Overall comparison of both devices.

	HEMOSEP	C.A.T.S
PROCESSING TIME	15 MIN	15 MIN
ACTION MODE	COLLECT AND PROCESS	CONTINUOUS
CONCETRATION EFFICACY (WHOLE VOLUME/END PRODUCT)	79.9±5%	82.5±7%
PRIMING	150 mL	50 mL
WASTE	20 mg	5000 mL

Discussion

Cardiac surgery patients are prone to anemia from several mechanisms: intraoperative blood loss, pre-existing anemia and hemodilution. The use of RBC salvage technology has been advocated to salvage blood lost in the operative field and to reduce the need of homologous blood transfusion.

The consequence of priming of the CPB circuit is that the blood at the end of the procedure has a lower red cell, platelet and white cell count when compared to their native preoperative levels.^7,8

For some decades now, clinicians have employed hemoconcentration, either during the operative procedure or, more commonly, on the residual blood left in the CPB system at the termination of CPB to concentrate the blood cells prior to re-administration to the patient. This approach reduces the need for donor blood and the risks associated with it and offers the benefit of increasing the native cell populations in patients after surgery supported by CPB. ⁴

The objective of the HemoSep development was to design a hemoconcentration technology that does not require centrifugation and associated blood transfer steps. An additional benefit of the HemoSep technology is that it produces a gelatinous waste product, essentially plasma in a gel matrix, which is safer and easier to dispose of than the large volumes of fluid associated with the more common centrifugation processes. We performed the first clinical evaluation of HemoSep technology and documented its contribution in blood salvage and less need of transfusion. ⁹

Patient blood management aims to improve patient outcome and safety by reducing the number of unnecessary RBC transfusions and vitalizing patient-specific anemia reserves.

In the setting of cardiac surgery, options to avoid unnecessary blood loss and reduce blood transfusion are manifold. These are likely to improve safety and outcome of cardiac surgery patients while potentially reducing therapeutic costs.

The 2011 Update to the Society of Thoracic Surgeons and the Society of Cardiovascular Anesthesiologists Blood Conservation Clinical Practice Guidelines has reached the consensus suggesting that some form of salvaged blood and reinfusion are reasonable as part of a blood management program to minimize blood transfusion (Class IIa, Level of Evidence C).

Cell saver technology is a comparatively older technique to use for salvaged blood following complex surgery. We have demonstrated that the cell-saver concentrates red blood cell very well, but is not that much effective in platelet and protein preservation.

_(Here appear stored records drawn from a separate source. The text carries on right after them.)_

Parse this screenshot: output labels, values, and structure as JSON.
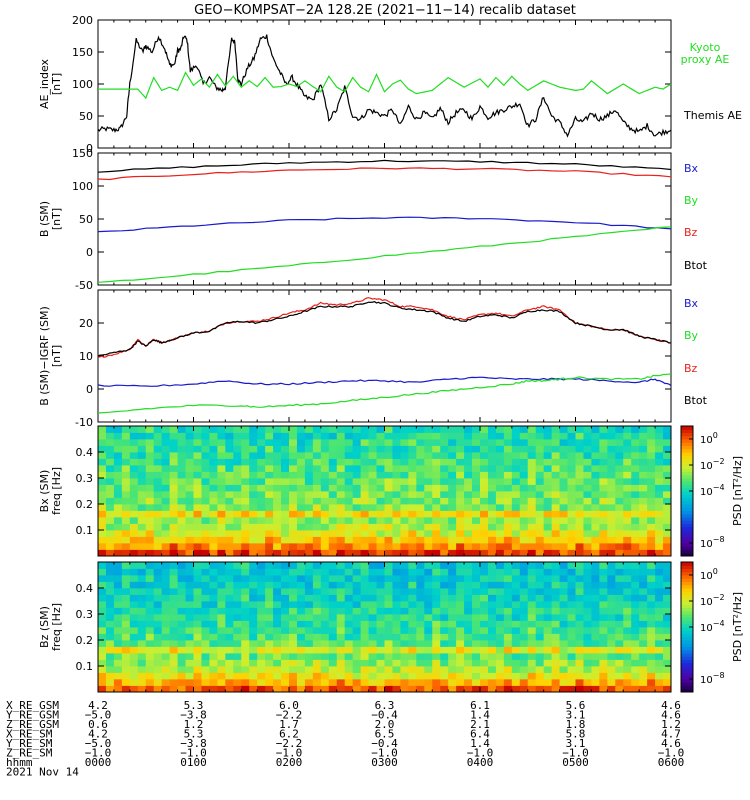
{
  "title": "GEO−KOMPSAT−2A 128.2E (2021−11−14) recalib dataset",
  "colors": {
    "black": "#000000",
    "red": "#e8211c",
    "blue": "#1a1acc",
    "green": "#22dd22",
    "kyoto": "#22dd22"
  },
  "chart_data": [
    {
      "type": "line",
      "panel": "ae",
      "ylabel": "AE_index",
      "yunit": "[nT]",
      "ylim": [
        0,
        200
      ],
      "yticks": [
        0,
        50,
        100,
        150,
        200
      ],
      "legend": [
        "Kyoto proxy AE",
        "Themis AE"
      ],
      "series": [
        {
          "name": "Themis AE",
          "color": "#000000",
          "x": [
            0,
            5,
            10,
            14,
            18,
            20,
            24,
            28,
            30,
            34,
            38,
            42,
            45,
            48,
            50,
            52,
            54,
            56,
            58,
            62,
            66,
            70,
            74,
            78,
            80,
            84,
            86,
            88,
            90,
            94,
            98,
            102,
            106,
            110,
            114,
            118,
            122,
            126,
            130,
            135,
            140,
            145,
            150,
            155,
            160,
            165,
            170,
            175,
            180,
            185,
            190,
            195,
            200,
            205,
            210,
            215,
            220,
            225,
            230,
            235,
            240,
            245,
            250,
            255,
            260,
            265,
            270,
            275,
            280,
            285,
            290,
            295,
            300,
            305,
            310,
            315,
            320,
            325,
            330,
            335,
            340,
            345,
            350,
            355,
            360
          ],
          "y": [
            28,
            30,
            28,
            30,
            50,
            100,
            168,
            150,
            160,
            150,
            175,
            155,
            130,
            130,
            152,
            155,
            175,
            168,
            120,
            130,
            100,
            110,
            95,
            90,
            95,
            170,
            165,
            105,
            100,
            125,
            140,
            170,
            175,
            140,
            120,
            100,
            110,
            95,
            80,
            75,
            100,
            45,
            60,
            95,
            50,
            45,
            60,
            55,
            50,
            60,
            35,
            65,
            45,
            55,
            45,
            62,
            40,
            55,
            60,
            45,
            65,
            48,
            55,
            60,
            65,
            70,
            35,
            45,
            80,
            50,
            40,
            20,
            45,
            40,
            55,
            45,
            50,
            60,
            40,
            30,
            25,
            35,
            20,
            25,
            28
          ]
        },
        {
          "name": "Kyoto proxy AE",
          "color": "#22dd22",
          "x": [
            0,
            20,
            25,
            30,
            35,
            40,
            45,
            50,
            55,
            60,
            65,
            70,
            75,
            80,
            85,
            90,
            95,
            100,
            105,
            110,
            115,
            120,
            125,
            130,
            135,
            140,
            145,
            150,
            155,
            160,
            165,
            170,
            175,
            180,
            185,
            190,
            195,
            200,
            210,
            220,
            230,
            240,
            245,
            250,
            255,
            260,
            265,
            270,
            280,
            290,
            300,
            305,
            310,
            320,
            330,
            340,
            350,
            355,
            360
          ],
          "y": [
            92,
            92,
            92,
            78,
            110,
            90,
            95,
            90,
            118,
            98,
            108,
            95,
            115,
            97,
            112,
            95,
            105,
            96,
            110,
            95,
            96,
            100,
            96,
            105,
            96,
            88,
            112,
            95,
            88,
            110,
            95,
            88,
            115,
            88,
            100,
            106,
            92,
            85,
            90,
            110,
            95,
            108,
            95,
            110,
            98,
            112,
            100,
            90,
            105,
            95,
            90,
            92,
            105,
            85,
            100,
            85,
            95,
            92,
            100
          ]
        }
      ]
    },
    {
      "type": "line",
      "panel": "bsm",
      "ylabel": "B (SM)",
      "yunit": "[nT]",
      "ylim": [
        -50,
        150
      ],
      "yticks": [
        -50,
        0,
        50,
        100,
        150
      ],
      "legend": [
        "Bx",
        "By",
        "Bz",
        "Btot"
      ],
      "series": [
        {
          "name": "Btot",
          "color": "#000000",
          "x": [
            0,
            60,
            120,
            180,
            240,
            300,
            360
          ],
          "y": [
            122,
            129,
            135,
            138,
            137,
            133,
            125
          ]
        },
        {
          "name": "Bz",
          "color": "#e8211c",
          "x": [
            0,
            60,
            120,
            180,
            240,
            300,
            360
          ],
          "y": [
            110,
            118,
            124,
            127,
            126,
            122,
            114
          ]
        },
        {
          "name": "Bx",
          "color": "#1a1acc",
          "x": [
            0,
            60,
            120,
            180,
            240,
            300,
            360
          ],
          "y": [
            30,
            40,
            48,
            52,
            51,
            45,
            35
          ]
        },
        {
          "name": "By",
          "color": "#22dd22",
          "x": [
            0,
            60,
            120,
            180,
            240,
            300,
            360
          ],
          "y": [
            -47,
            -34,
            -21,
            -6,
            8,
            23,
            38
          ]
        }
      ]
    },
    {
      "type": "line",
      "panel": "dbsm",
      "ylabel": "B (SM)−IGRF (SM)",
      "yunit": "[nT]",
      "ylim": [
        -10,
        30
      ],
      "yticks": [
        -10,
        0,
        10,
        20
      ],
      "legend": [
        "Bx",
        "By",
        "Bz",
        "Btot"
      ],
      "series": [
        {
          "name": "Bz",
          "color": "#e8211c",
          "x": [
            0,
            10,
            20,
            25,
            30,
            35,
            40,
            50,
            60,
            70,
            80,
            90,
            100,
            110,
            120,
            130,
            140,
            150,
            160,
            170,
            180,
            190,
            200,
            210,
            220,
            230,
            240,
            250,
            260,
            270,
            280,
            290,
            300,
            310,
            320,
            330,
            340,
            350,
            360
          ],
          "y": [
            9.5,
            10.5,
            12,
            15,
            13,
            15,
            14,
            15.5,
            17,
            17.5,
            20,
            20.5,
            20.5,
            21.5,
            23,
            24,
            26,
            25.5,
            26,
            27.5,
            27,
            25,
            25,
            24,
            22,
            21,
            22.5,
            23,
            22,
            24,
            25,
            24,
            20,
            19,
            18,
            18,
            16,
            15,
            14
          ]
        },
        {
          "name": "Btot",
          "color": "#000000",
          "x": [
            0,
            10,
            20,
            25,
            30,
            35,
            40,
            50,
            60,
            70,
            80,
            90,
            100,
            110,
            120,
            130,
            140,
            150,
            160,
            170,
            180,
            190,
            200,
            210,
            220,
            230,
            240,
            250,
            260,
            270,
            280,
            290,
            300,
            310,
            320,
            330,
            340,
            350,
            360
          ],
          "y": [
            10,
            11,
            12,
            14.5,
            13,
            15,
            14,
            15.5,
            17,
            17.5,
            20,
            20.5,
            20,
            21,
            22,
            23.5,
            25,
            25,
            25,
            26.5,
            26,
            24.5,
            24,
            23.5,
            21.5,
            20.5,
            22,
            22.5,
            21.5,
            23.5,
            24,
            23.5,
            20,
            19,
            18,
            18,
            16,
            15,
            14
          ]
        },
        {
          "name": "Bx",
          "color": "#1a1acc",
          "x": [
            0,
            30,
            60,
            80,
            100,
            120,
            140,
            160,
            180,
            200,
            220,
            240,
            260,
            280,
            300,
            320,
            340,
            350,
            360
          ],
          "y": [
            1,
            0.8,
            1.5,
            2.5,
            1.5,
            1.5,
            2,
            2.5,
            2.5,
            2,
            3,
            3.5,
            3,
            3,
            3,
            2.5,
            2,
            3,
            1
          ]
        },
        {
          "name": "By",
          "color": "#22dd22",
          "x": [
            0,
            30,
            60,
            90,
            100,
            120,
            140,
            160,
            180,
            200,
            220,
            240,
            260,
            270,
            280,
            290,
            300,
            320,
            340,
            350,
            360
          ],
          "y": [
            -7.5,
            -6,
            -5,
            -5,
            -5.5,
            -5,
            -4.5,
            -3.5,
            -2.5,
            -1.5,
            -0.5,
            0.5,
            1.5,
            2.5,
            2.5,
            3,
            3.5,
            3,
            3,
            4,
            4.5
          ]
        }
      ]
    },
    {
      "type": "heatmap",
      "panel": "specx",
      "ylabel": "Bx (SM)",
      "yunit": "freq [Hz]",
      "ylim": [
        0,
        0.5
      ],
      "yticks": [
        0.1,
        0.2,
        0.3,
        0.4
      ],
      "colorbar": {
        "label": "PSD [nT²/Hz]",
        "log10_range": [
          -9,
          1
        ],
        "tick_log10": [
          0,
          -2,
          -4,
          -8
        ]
      },
      "freq_bins": [
        0.0125,
        0.0375,
        0.0625,
        0.0875,
        0.1125,
        0.1375,
        0.1625,
        0.1875,
        0.2125,
        0.2375,
        0.2625,
        0.2875,
        0.3125,
        0.3375,
        0.3625,
        0.3875,
        0.4125,
        0.4375,
        0.4625,
        0.4875
      ],
      "log10_psd_profile": [
        0.2,
        -0.6,
        -1.4,
        -2.0,
        -2.5,
        -2.8,
        -1.6,
        -2.9,
        -3.0,
        -3.1,
        -3.2,
        -3.3,
        -3.4,
        -3.5,
        -3.6,
        -3.7,
        -3.8,
        -3.9,
        -4.0,
        -4.0
      ]
    },
    {
      "type": "heatmap",
      "panel": "specz",
      "ylabel": "Bz (SM)",
      "yunit": "freq [Hz]",
      "ylim": [
        0,
        0.5
      ],
      "yticks": [
        0.1,
        0.2,
        0.3,
        0.4
      ],
      "colorbar": {
        "label": "PSD [nT²/Hz]",
        "log10_range": [
          -9,
          1
        ],
        "tick_log10": [
          0,
          -2,
          -4,
          -8
        ]
      },
      "freq_bins": [
        0.0125,
        0.0375,
        0.0625,
        0.0875,
        0.1125,
        0.1375,
        0.1625,
        0.1875,
        0.2125,
        0.2375,
        0.2625,
        0.2875,
        0.3125,
        0.3375,
        0.3625,
        0.3875,
        0.4125,
        0.4375,
        0.4625,
        0.4875
      ],
      "log10_psd_profile": [
        0.0,
        -1.0,
        -1.8,
        -2.4,
        -2.8,
        -3.2,
        -2.0,
        -3.3,
        -3.5,
        -3.7,
        -3.8,
        -3.9,
        -4.0,
        -4.1,
        -4.2,
        -4.3,
        -4.4,
        -4.4,
        -4.5,
        -4.5
      ]
    }
  ],
  "xaxis": {
    "range_minutes": [
      0,
      360
    ],
    "tick_minutes": [
      0,
      60,
      120,
      180,
      240,
      300,
      360
    ]
  },
  "ephemeris": {
    "labels": [
      "X_RE_GSM",
      "Y_RE_GSM",
      "Z_RE_GSM",
      "X_RE_SM",
      "Y_RE_SM",
      "Z_RE_SM",
      "hhmm",
      "2021 Nov 14"
    ],
    "rows": [
      [
        "4.2",
        "5.3",
        "6.0",
        "6.3",
        "6.1",
        "5.6",
        "4.6"
      ],
      [
        "−5.0",
        "−3.8",
        "−2.2",
        "−0.4",
        "1.4",
        "3.1",
        "4.6"
      ],
      [
        "0.6",
        "1.2",
        "1.7",
        "2.0",
        "2.1",
        "1.8",
        "1.2"
      ],
      [
        "4.2",
        "5.3",
        "6.2",
        "6.5",
        "6.4",
        "5.8",
        "4.7"
      ],
      [
        "−5.0",
        "−3.8",
        "−2.2",
        "−0.4",
        "1.4",
        "3.1",
        "4.6"
      ],
      [
        "−1.0",
        "−1.0",
        "−1.0",
        "−1.0",
        "−1.0",
        "−1.0",
        "−1.0"
      ],
      [
        "0000",
        "0100",
        "0200",
        "0300",
        "0400",
        "0500",
        "0600"
      ]
    ]
  }
}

The HemoSep device functions properly and the resultant blood product was superior to that of the salvaged blood in terms of all active cell species studies, suggesting some possible clinical advantage in its deployment. Fibrinogen content is also being concentrated, which is also very important in the CPB setting.

Large scale comparative studies including the data on efficacy of transfusion of salvaged blood back to the patients are warranted for the evaluation of all currently available intraoperative blood salvage systems.